[Python-Dev] A more flexible task creation

Thu Jun 14 21:46:18 EDT 2018

On Thu, Jun 14, 2018 at 3:31 PM, Tin Tvrtković <tinchester at gmail.com> wrote:
> * my gut feeling is spawning a thousand tasks and having them all fighting
> over the same semaphore and scheduling is going to be much less efficient
> than a small number of tasks draining a queue.

Fundamentally, a Semaphore is a queue:

https://github.com/python/cpython/blob/9e7c92193cc98fd3c2d4751c87851460a33b9118/Lib/asyncio/locks.py#L437

...so the two approaches are more analogous than it might appear at
first. The big difference is what objects are in the queue. For a web
scraper, the options might be either a queue where each entry is a URL
represented as a str, versus a queue where each entry is (effectively)
a Task object with attached coroutine object.

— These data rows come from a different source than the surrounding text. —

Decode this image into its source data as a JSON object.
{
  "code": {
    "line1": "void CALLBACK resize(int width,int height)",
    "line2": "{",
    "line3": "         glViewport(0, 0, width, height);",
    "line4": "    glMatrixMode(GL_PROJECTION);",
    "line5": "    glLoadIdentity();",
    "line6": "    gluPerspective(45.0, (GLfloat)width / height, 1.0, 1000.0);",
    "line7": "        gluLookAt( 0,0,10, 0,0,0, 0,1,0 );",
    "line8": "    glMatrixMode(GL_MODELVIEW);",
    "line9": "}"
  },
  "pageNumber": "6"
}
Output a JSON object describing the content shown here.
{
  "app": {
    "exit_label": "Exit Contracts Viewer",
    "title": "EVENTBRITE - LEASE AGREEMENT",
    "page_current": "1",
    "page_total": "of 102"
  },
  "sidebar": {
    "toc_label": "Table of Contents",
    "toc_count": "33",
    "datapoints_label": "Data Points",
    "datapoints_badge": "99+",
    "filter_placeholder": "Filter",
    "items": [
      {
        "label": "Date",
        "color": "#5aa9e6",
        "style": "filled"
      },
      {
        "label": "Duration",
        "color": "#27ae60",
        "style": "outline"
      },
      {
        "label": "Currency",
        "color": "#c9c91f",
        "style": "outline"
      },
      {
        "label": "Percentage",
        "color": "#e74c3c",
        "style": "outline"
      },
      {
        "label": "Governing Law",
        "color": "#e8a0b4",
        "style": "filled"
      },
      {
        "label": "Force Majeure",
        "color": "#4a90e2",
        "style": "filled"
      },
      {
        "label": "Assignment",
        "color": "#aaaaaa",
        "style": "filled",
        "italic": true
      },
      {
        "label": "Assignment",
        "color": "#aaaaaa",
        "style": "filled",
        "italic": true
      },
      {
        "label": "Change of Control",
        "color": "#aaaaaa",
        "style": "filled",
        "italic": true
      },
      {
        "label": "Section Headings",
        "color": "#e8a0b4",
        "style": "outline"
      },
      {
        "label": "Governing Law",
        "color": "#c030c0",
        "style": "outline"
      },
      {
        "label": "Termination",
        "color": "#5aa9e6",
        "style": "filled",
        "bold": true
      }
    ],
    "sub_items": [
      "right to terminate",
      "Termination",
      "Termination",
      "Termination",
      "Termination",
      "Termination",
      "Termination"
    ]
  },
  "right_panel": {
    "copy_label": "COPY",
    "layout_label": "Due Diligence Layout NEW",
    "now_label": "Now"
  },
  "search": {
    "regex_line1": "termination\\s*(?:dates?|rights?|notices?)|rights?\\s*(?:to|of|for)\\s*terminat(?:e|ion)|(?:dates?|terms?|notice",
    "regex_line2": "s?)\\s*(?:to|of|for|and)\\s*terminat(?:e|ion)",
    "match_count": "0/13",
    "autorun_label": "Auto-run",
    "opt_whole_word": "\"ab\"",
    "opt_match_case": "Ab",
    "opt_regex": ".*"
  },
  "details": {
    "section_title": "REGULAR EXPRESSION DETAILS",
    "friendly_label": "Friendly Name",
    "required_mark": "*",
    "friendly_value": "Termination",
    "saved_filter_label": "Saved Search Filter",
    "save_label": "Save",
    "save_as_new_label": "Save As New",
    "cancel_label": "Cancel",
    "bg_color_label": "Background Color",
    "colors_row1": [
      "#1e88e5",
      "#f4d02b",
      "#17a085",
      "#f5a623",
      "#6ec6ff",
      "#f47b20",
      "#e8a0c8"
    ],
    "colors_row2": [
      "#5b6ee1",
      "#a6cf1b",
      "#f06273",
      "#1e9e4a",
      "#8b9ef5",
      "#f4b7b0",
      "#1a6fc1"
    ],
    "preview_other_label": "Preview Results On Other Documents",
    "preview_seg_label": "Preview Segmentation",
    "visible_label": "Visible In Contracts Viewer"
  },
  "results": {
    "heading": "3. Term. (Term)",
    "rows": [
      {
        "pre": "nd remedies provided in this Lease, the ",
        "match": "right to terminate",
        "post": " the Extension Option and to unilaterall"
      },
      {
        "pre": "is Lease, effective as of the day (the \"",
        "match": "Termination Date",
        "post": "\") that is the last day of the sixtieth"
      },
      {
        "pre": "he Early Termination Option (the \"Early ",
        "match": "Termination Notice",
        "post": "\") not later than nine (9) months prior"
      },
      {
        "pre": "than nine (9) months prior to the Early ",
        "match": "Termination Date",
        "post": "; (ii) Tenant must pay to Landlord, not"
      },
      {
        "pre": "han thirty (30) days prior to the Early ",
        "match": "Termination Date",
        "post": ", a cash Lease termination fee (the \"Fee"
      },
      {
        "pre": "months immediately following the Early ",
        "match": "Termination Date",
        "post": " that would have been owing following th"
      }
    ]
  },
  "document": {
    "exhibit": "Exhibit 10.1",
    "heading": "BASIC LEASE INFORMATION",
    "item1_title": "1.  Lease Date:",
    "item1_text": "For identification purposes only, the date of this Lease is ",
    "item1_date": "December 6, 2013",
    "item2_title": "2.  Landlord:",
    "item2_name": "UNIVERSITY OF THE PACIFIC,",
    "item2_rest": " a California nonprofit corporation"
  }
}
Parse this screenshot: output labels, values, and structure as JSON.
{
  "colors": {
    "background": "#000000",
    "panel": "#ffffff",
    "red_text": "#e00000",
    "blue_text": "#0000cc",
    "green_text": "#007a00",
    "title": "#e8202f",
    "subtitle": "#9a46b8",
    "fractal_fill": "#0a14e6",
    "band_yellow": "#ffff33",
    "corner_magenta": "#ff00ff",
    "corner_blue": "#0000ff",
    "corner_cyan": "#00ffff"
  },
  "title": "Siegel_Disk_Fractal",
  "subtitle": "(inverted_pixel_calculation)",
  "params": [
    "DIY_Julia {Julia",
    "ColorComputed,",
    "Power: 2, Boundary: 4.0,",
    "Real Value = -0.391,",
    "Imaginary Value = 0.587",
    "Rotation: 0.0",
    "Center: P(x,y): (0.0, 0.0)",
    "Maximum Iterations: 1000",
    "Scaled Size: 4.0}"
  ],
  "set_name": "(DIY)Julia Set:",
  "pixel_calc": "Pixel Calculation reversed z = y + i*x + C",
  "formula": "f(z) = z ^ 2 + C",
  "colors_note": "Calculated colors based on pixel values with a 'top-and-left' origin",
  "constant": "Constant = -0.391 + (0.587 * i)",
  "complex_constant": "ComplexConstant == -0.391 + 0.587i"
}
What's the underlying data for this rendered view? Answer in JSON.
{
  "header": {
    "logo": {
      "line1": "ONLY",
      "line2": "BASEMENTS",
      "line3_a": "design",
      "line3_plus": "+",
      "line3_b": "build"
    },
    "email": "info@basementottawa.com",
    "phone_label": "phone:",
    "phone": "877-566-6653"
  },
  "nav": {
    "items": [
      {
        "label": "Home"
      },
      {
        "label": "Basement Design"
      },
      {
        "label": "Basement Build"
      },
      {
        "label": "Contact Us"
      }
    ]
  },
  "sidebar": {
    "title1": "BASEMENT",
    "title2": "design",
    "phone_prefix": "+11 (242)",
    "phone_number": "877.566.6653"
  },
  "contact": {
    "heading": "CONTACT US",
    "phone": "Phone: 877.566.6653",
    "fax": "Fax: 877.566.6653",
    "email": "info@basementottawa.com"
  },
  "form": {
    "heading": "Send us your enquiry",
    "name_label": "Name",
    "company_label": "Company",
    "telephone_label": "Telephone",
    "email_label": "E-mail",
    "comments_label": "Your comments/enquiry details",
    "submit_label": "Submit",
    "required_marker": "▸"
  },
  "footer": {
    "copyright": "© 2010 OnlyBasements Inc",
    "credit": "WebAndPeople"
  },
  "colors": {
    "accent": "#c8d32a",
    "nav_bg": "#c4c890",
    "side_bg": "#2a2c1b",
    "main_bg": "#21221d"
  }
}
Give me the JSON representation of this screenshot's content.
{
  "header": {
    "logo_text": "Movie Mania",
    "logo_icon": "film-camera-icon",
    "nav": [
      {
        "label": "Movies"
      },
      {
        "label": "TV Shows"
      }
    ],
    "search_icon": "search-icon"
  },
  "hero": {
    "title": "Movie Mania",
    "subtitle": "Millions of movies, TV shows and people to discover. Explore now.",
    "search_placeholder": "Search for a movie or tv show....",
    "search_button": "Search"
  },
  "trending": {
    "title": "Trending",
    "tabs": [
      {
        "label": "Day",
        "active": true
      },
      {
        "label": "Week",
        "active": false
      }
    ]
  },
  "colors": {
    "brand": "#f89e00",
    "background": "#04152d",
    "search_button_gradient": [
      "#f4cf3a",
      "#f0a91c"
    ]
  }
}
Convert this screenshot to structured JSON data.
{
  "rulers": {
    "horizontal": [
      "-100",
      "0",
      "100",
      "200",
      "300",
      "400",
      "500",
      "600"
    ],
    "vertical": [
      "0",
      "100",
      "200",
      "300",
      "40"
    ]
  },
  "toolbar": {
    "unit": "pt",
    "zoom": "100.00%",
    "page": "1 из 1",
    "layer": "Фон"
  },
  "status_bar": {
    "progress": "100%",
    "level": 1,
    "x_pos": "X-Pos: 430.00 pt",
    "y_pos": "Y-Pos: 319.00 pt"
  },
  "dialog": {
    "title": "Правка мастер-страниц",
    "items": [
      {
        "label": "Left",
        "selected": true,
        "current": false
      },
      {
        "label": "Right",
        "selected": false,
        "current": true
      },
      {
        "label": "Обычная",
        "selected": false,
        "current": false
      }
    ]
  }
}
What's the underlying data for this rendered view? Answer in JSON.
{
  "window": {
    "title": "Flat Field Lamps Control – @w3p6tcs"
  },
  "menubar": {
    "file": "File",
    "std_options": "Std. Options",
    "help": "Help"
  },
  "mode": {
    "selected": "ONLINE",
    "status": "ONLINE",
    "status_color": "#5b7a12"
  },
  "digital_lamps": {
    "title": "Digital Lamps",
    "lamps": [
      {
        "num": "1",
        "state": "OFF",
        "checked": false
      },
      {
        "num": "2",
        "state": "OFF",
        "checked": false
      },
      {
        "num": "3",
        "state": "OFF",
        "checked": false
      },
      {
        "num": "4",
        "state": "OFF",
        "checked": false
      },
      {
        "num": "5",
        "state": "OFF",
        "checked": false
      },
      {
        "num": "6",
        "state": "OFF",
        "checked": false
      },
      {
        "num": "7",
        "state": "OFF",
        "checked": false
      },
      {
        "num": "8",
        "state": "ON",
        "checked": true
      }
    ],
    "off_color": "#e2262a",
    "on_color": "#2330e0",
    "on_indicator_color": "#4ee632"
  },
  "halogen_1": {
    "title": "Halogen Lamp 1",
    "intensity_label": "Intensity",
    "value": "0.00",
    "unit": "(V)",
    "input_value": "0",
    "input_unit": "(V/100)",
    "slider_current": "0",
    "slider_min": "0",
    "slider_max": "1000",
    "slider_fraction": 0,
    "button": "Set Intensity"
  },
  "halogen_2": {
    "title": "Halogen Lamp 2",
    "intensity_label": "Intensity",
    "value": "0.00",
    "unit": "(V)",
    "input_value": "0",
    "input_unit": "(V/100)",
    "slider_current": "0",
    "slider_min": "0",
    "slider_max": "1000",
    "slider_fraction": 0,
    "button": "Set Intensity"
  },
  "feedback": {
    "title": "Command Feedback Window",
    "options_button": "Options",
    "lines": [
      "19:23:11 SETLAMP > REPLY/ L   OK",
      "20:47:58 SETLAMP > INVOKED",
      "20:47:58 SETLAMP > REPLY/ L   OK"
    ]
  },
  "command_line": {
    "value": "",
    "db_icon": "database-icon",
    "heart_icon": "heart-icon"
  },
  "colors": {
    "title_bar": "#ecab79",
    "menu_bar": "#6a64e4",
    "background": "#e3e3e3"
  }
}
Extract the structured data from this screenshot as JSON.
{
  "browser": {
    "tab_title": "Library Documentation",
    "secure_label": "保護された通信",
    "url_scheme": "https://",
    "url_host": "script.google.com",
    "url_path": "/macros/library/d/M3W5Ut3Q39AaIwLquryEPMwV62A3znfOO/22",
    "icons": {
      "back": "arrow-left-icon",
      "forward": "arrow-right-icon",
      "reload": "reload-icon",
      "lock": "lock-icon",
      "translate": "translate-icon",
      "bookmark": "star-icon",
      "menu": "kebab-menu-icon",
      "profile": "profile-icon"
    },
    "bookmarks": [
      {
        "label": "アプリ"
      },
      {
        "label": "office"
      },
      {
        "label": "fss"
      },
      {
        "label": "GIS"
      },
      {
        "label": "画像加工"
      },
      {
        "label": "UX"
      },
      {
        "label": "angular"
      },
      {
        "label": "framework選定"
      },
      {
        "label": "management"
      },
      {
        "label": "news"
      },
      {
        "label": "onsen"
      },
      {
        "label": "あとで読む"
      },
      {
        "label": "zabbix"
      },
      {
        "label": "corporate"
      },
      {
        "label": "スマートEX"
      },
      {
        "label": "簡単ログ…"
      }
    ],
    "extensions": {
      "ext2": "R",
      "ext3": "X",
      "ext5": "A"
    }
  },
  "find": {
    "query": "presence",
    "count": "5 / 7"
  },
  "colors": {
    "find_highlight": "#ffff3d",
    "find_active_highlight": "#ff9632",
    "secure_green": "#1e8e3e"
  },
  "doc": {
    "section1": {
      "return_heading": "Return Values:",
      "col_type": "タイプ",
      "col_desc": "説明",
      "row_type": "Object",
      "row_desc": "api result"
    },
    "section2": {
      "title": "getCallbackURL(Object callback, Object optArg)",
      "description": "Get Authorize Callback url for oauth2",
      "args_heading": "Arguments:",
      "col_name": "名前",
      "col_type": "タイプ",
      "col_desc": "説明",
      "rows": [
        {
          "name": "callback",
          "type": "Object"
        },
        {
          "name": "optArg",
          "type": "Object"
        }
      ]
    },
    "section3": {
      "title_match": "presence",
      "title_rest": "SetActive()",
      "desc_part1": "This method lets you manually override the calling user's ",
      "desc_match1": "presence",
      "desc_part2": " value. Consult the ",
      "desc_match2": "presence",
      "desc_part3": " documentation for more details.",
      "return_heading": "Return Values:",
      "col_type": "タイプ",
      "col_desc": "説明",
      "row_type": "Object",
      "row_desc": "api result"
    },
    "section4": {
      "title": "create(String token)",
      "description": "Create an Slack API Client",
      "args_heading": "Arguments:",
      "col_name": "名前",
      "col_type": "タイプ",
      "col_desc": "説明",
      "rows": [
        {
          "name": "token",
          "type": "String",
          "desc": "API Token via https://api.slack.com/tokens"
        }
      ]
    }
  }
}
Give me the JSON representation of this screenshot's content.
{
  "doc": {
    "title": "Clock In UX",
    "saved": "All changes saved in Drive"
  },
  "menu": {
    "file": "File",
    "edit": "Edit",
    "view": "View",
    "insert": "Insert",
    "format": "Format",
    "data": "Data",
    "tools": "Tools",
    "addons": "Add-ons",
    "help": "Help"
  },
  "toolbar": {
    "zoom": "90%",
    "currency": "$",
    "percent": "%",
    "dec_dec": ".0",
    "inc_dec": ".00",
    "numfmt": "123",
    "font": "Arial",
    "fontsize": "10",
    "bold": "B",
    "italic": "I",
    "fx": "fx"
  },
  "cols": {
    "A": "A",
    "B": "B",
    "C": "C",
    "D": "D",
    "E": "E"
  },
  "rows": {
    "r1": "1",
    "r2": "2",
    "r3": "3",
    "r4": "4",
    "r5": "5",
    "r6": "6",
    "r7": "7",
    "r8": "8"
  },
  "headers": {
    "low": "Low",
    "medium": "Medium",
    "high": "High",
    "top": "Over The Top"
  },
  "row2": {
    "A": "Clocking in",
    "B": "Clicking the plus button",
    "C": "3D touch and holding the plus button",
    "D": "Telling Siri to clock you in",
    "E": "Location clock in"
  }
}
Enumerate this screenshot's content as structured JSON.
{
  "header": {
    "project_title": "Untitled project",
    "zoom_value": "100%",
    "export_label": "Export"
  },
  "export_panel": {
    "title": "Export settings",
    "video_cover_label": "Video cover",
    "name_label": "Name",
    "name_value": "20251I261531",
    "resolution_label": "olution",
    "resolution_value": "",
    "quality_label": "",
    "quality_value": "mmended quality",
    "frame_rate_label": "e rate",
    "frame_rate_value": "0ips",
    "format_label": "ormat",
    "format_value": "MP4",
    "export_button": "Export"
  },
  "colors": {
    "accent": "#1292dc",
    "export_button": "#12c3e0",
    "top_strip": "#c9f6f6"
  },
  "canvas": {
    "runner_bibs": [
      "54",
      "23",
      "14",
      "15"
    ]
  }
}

So I think the main differences you'll see in practice are:

- a Task + coroutine aren't terribly big -- maybe a few kilobytes --
but definitely larger than a str; so the Semaphore approach will take
more RAM. Modern machines have lots of RAM, so for many use cases this
is still probably fine (50,000 tasks is really not that many). But
there will certainly be some situations where the str queue fits in
RAM but the Task queue doesn't.

- If you create all those Task objects up front, then that front-loads
a chunk of work (i.e., allocating all those objects!) that otherwise
would be spread throughout the queue processing. So you'll see a
noticeable pause up front before the code starts working.

-n

-- 
Nathaniel J. Smith -- https://vorpus.org